During the first year of the pandemic, Massachusetts’ arts and culture sector took a $588 million hit. For greater Boston, that meant arts organizations lost a total of $423 million and individual artists lost close to $13 million.
As a mayoral candidate, Michelle Wu laid out a thorough plan to help the arts and culture sector recover. It included everything from boosting Boston’s artists in residence programs to reforming the city’s Payment in Lieu of Tax (PILOT) program, which asks tax-exempt organizations — universities, hospitals and nonprofit cultural institutions — to make voluntary payments to the city.
Wu also emphasized what arts have meant to her personally. Her campaign website says, “growing up, the arts were central to Michelle’s immigrant family, grounding her in culture, heritage, and community.”
Now that Wu has recently marked her first 100 days in office, and arts and culture venues are reopening, GBH’s Executive Arts Editor Jared Bowen visited the mayor at City Hall to talk about her commitment to the arts and culture sector. One thing that immediately stood out was an upright Yamaha. A classically trained pianist, Wu had the city-owned piano moved into her office right after her inauguration.
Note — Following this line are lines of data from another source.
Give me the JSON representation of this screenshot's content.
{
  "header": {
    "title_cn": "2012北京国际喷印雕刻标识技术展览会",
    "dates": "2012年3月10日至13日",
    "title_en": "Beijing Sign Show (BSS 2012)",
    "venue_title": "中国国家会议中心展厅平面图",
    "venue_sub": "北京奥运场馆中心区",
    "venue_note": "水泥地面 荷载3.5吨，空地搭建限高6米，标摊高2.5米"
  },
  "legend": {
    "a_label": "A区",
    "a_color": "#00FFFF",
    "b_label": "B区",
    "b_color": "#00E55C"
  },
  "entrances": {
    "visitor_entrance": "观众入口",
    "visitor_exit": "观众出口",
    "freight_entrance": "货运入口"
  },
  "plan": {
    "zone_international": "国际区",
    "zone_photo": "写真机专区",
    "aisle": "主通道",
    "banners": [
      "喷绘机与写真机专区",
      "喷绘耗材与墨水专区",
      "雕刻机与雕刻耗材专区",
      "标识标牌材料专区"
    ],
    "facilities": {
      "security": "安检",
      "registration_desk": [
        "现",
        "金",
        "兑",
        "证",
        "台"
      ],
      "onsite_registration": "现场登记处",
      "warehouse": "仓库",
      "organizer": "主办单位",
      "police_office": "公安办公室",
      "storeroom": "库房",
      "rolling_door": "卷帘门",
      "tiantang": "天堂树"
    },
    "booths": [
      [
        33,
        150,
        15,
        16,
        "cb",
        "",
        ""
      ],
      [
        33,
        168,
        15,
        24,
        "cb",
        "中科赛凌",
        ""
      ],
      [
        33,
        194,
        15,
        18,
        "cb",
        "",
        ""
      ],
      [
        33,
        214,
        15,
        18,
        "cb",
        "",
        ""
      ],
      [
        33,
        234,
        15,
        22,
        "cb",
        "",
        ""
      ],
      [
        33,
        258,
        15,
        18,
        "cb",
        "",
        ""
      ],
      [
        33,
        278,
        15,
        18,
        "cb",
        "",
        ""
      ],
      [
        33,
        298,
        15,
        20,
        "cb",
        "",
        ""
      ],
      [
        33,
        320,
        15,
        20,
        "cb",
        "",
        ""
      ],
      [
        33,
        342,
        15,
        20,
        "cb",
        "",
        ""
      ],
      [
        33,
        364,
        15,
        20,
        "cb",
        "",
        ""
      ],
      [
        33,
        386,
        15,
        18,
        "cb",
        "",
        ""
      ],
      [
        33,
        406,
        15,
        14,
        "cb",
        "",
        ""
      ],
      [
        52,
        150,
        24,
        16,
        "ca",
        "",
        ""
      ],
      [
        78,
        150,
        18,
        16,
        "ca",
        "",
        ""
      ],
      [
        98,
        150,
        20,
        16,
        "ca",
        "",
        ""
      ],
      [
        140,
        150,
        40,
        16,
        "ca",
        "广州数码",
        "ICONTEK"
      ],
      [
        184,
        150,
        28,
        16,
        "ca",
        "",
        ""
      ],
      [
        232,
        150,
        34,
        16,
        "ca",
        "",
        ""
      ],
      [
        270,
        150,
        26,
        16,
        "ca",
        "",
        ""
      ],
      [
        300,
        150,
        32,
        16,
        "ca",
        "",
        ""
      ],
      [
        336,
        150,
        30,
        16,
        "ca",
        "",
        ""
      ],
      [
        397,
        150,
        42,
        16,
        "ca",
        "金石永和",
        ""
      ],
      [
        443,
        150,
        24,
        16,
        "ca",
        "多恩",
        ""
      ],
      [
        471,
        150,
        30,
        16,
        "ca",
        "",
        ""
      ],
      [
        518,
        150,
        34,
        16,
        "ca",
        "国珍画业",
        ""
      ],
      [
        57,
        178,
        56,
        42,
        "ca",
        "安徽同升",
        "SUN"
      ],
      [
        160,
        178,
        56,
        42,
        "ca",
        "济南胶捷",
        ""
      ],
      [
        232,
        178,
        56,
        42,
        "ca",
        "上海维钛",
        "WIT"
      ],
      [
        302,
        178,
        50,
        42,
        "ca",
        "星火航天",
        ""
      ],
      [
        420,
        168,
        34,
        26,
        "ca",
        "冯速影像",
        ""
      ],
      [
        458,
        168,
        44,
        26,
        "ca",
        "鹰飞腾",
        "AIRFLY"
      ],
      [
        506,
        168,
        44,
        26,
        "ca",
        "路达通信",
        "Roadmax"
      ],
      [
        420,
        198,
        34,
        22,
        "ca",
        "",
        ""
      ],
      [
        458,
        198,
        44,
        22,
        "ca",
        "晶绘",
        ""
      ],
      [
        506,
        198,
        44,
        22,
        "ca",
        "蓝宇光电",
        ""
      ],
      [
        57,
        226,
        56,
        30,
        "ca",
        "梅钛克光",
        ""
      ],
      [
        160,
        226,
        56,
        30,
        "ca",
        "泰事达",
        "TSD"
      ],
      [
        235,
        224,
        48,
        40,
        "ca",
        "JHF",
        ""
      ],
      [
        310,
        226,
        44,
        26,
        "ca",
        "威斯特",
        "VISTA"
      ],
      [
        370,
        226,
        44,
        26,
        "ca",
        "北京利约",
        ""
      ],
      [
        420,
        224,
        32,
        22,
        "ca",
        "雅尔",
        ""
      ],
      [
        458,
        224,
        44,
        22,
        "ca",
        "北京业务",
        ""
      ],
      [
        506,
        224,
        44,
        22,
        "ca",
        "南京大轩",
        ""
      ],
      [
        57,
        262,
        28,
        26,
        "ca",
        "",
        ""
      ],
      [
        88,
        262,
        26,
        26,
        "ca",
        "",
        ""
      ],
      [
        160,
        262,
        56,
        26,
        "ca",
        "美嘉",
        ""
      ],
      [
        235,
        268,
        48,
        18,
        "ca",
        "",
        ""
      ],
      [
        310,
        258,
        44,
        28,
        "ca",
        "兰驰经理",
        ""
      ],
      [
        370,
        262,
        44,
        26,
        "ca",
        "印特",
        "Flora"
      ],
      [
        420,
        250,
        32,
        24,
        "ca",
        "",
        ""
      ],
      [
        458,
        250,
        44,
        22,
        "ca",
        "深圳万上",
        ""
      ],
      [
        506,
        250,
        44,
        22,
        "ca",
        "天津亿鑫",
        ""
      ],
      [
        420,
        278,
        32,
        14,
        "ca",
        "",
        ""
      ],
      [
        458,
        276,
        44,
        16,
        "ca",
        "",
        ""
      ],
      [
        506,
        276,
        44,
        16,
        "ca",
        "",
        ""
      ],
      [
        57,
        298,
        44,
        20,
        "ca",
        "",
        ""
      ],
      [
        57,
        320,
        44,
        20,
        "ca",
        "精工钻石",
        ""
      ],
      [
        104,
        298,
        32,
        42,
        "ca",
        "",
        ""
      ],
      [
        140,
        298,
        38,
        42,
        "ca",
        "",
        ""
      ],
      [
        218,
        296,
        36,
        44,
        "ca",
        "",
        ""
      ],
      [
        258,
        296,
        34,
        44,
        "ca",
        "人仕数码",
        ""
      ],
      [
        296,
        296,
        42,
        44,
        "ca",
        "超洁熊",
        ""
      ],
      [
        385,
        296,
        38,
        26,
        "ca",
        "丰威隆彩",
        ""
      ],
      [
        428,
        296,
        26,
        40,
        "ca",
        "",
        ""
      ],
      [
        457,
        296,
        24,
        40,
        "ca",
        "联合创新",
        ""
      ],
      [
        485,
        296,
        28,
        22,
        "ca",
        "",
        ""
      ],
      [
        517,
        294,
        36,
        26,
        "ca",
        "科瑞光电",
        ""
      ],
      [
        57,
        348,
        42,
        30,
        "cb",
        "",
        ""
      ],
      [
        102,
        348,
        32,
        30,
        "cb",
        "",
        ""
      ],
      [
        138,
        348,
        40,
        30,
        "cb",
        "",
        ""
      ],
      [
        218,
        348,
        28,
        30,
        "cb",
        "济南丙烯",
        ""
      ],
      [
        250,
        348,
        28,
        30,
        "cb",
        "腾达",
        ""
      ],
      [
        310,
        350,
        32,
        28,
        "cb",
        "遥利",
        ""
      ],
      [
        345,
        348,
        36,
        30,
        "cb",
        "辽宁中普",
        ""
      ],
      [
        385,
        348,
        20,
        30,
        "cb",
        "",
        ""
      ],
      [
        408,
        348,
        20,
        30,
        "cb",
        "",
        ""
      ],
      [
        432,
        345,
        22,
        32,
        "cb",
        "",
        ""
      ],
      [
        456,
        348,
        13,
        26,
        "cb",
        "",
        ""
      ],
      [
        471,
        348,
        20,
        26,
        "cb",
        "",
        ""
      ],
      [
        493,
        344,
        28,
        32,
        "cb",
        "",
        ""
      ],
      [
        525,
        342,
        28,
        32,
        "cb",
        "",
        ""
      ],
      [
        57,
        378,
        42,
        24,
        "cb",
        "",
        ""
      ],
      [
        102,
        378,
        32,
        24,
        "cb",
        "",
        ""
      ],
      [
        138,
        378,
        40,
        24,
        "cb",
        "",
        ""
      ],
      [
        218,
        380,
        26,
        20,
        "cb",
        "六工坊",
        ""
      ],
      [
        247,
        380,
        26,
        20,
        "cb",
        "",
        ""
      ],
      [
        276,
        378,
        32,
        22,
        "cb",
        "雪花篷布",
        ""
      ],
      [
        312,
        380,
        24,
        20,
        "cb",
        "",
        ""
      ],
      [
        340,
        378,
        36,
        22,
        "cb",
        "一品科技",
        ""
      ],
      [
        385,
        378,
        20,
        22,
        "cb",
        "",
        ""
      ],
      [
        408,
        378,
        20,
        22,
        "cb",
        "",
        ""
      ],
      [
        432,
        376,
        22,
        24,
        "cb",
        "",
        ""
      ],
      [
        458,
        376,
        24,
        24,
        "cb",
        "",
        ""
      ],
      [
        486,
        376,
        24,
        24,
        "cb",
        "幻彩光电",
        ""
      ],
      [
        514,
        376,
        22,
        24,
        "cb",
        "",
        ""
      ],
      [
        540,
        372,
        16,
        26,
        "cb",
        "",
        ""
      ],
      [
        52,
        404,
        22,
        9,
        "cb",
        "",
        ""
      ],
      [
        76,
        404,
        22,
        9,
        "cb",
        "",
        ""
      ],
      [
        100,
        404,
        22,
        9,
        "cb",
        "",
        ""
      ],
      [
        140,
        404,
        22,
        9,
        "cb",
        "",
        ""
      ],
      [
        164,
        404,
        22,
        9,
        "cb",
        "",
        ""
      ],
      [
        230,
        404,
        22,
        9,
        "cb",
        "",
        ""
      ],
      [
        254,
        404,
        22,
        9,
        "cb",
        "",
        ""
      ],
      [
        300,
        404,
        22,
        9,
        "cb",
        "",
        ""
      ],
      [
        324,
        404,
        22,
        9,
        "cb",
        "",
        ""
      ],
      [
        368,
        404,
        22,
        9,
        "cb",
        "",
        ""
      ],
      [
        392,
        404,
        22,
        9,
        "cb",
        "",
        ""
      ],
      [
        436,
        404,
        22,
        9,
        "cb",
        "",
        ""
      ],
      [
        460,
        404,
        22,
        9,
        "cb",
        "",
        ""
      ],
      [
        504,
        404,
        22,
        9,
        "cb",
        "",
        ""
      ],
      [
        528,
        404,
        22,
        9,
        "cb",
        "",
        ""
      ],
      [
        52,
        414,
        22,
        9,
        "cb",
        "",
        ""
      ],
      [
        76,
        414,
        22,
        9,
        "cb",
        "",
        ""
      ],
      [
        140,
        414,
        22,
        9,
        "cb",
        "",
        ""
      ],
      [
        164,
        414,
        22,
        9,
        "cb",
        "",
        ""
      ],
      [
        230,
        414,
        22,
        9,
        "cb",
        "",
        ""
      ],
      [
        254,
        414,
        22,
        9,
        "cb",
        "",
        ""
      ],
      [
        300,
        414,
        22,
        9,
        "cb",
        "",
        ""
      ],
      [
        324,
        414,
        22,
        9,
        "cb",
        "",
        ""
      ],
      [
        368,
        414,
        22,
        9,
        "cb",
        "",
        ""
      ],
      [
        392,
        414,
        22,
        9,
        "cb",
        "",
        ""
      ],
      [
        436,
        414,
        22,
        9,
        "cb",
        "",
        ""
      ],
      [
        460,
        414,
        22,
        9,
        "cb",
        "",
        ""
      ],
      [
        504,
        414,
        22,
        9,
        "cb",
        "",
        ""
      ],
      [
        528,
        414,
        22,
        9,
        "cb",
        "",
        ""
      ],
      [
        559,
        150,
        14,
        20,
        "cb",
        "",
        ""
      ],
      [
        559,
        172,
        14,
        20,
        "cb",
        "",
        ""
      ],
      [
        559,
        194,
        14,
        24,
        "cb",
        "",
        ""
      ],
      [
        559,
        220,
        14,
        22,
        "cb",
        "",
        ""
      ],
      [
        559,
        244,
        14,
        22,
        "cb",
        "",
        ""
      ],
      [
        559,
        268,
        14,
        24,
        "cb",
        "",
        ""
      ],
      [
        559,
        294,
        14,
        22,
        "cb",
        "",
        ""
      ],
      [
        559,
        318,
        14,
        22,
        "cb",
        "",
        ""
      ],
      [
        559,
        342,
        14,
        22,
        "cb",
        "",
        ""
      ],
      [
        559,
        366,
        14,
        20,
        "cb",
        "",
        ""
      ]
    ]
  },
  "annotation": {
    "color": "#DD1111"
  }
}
Of the piano, Wu says it has grounded her. “When my parents first came to this country, they didn't speak English very well," she said. "Music was how they could still feel connected to community here, despite language barriers, despite other cultural barriers. Music transcended everything. I've been playing piano since I was four or five years old, and it's been a source of comfort, a source of strength, a source of just finding myself.”
The role that arts and culture has played in Wu’s life is something that she wants to be central to Boston’s life. [The arts] “are not only how we hope to connect with each other and heal after such a trying difficult two years, they’re really going to be central and key to our economic recovery as well.”
As Wu sees it, Boston can also use the arts and culture sector to lead the way in this post-pandemic recovery. “We're going to be the city where you can't miss out. You need to be here to enjoy the shows and see the public art and to enjoy our restaurants and cultural scene. That is critical to drawing people back in and making sure that we can continue building that foundation of what it means to be a creative, dense, welcoming, inclusive city," she said.
However, for the city’s arts and culturee community to thrive, artists need to thrive too. Affordable housing and a lack of studio space remain a challenge for artists who want to stay in a city whose skyline is dominated by cranes and shiny new skyscrapers.
Wu says that the development in Boston shouldn’t be to the detriment of the creative community. “Our growth as a city should be providing the same mechanisms and support to be able to build arts facilities and spaces and resources right into that," she said. "With every new building that goes up, there needs to be a conversation about what the contribution to our cultural fabric is as well. Many of our neighborhoods that represent such treasures are at great risk. Not only could arts organizations be lost, but larger cultural institutions as well.”
When Wu was running for Mayor she would play the piano before the debates to clear her head. Today, when she sits at the piano, her office overlooks the city of which she is now mayor.
"It's shocking to remember what life felt like when I first started piano lessons, that my parents felt excluded and shut out from so many of the systems," she said. "We never could have imagined that one day I would be involved in government.”
Reflecting on her years of practice and performance, Wu says “with music, when you're looking at those notes that someone else brought to life hundreds of years ago, you can still bring a little bit of them, bring a little bit of that spirit they were trying to convey into this moment to match how you're feeling," she said. "It's incredible, that sense of meeting people where they are — transcending language and time and every other way that we’re divided. That’s what I hope that the city of Boston can represent too."